Il ponte ha una serie di criticità strutturali ed è chiuso dal 2017. «Criticità che dovranno essere rimediate, ma rimane una struttura che avrà bisogno di continue manutenzioni – ha detto Firetto come riporta il Giornale di Sicilia – e l’Anas, per prima, dovrà fare le sue valutazioni d’intesa con il territorio che ha necessità di avere una viabilità in grado di fronteggiare gli attuali livello di traffico». Intanto, ieri, l’Anas – che ha fatto sapere con una lettera d’avere precedenti e improrogabili impegni – ha disertato i lavori della commissione consiliare Lavori pubblici. I consiglieri si sono, forse anche inevitabilmente, indignati e hanno parlato di «una mancanza di rispetto verso la città».

Nei giorni scorsi la demolizione del ponte Morandi di Agrigento è stata proposto dall’assessore regionale ai Beni culturali della Sicilia Sebastiano Tusa:  “Oggi i luttuosi fatti di Genova, che hanno visto tra le vittime due giovani siciliani, riaprono quella ferita non tanto, fortunatamente, perché potenzialmente dannosa per l’incolumità dei cittadini, quanto perché, grazie a una diversa sensibilità si può con pacatezza valutare l’esistenza futura di un siffatto manufatto – aggiunge Tusa – Il viadotto, com’è noto, è stato accortamente chiuso nel 2017 proprio per la constatazione del suo stato di degrado. A tal proposito è bene ricordare che la spesa prevista per la sua ristrutturazione si aggirerebbe sui 30 milioni di euro. Anche sulla base di tale constatazione ma soprattutto sulla evidente invasività dell’opera che deturpa il paesaggio della Valle sia visivamente sia direttamente incidendo con i suoi piloni su aree archeologiche ricche di testimonianze della città antica, si pone il quesito se non sia meglio abbattere del tutto il viadotto”.

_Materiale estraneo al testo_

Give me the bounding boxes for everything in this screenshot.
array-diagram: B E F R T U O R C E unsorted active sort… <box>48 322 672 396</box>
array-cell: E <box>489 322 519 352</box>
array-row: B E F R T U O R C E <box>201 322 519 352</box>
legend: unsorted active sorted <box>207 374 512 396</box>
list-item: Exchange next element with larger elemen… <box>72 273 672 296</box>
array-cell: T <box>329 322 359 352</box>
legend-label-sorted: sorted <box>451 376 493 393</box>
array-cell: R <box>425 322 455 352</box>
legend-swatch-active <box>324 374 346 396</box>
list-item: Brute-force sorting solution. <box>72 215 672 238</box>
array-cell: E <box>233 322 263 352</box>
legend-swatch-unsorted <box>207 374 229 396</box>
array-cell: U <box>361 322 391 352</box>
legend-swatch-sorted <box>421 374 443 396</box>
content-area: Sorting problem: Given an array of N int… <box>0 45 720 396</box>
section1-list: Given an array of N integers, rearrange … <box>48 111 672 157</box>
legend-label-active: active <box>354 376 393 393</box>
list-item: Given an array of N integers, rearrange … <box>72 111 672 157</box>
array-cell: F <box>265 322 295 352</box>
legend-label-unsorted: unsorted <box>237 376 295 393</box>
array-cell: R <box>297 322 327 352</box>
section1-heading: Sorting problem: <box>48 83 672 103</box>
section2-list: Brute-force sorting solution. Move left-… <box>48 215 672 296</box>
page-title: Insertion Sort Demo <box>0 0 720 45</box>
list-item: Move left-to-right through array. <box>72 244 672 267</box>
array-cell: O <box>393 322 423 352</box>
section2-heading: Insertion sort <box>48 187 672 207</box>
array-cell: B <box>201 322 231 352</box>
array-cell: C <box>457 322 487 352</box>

Ipotesi contrastata dall’Ordine degli Ingegneri di Agrigento. “L’Ordine degli Ingegneri, vuole contribuire al dibattito aperto sul futuro dei viadotti Akragas, ma lo vuole fare sulla scorta di valutazioni tecnicamente rigorose, che coinvolgano certamente aspetti inerenti la sicurezza statica, la pubblica incolumità ma che non prescindano da valutazioni di carattere strategico, culturale, economico e sociale, ritenendo che solo una sintesi di questi aspetti potrà condurre ad una soluzione condivisa. Questo Ordine sente il dovere morale e civico, pertanto, di dover tornare a ribadire, sotto il profilo squisitamente tecnico, che, ad oggi: il viadotto Akrags è insostituibile non esistendo alcuna concreta ipotesi alternativa. Il rischio che si intravede nell’immediato è che l’opera rimanga chiusa a tempo indeterminato, abbandonata a sé stessa, facendo ripiombare la viabilità cittadina e provinciale ad oltre 50 anni fa, ma con i flussi di traffico di oggi, già pesantemente in crisi per le concomitanti criticità. Può un Paese tecnologicamente avanzato come il nostro arrendersi di fronte alle problematiche tecniche di una manutenzione, per quanto complessa, o deve forse accettare la sfida di innalzare il livello dei servizi? Alla luce di tali considerazioni questo Ordine ritiene, quindi, di dover consigliare, senza polemica, alla politica di fermarsi a riflettere se la pericolosa china che sembra abbia frettolosamente intrapreso sia realmente ciò di cui il territorio abbia bisogno”.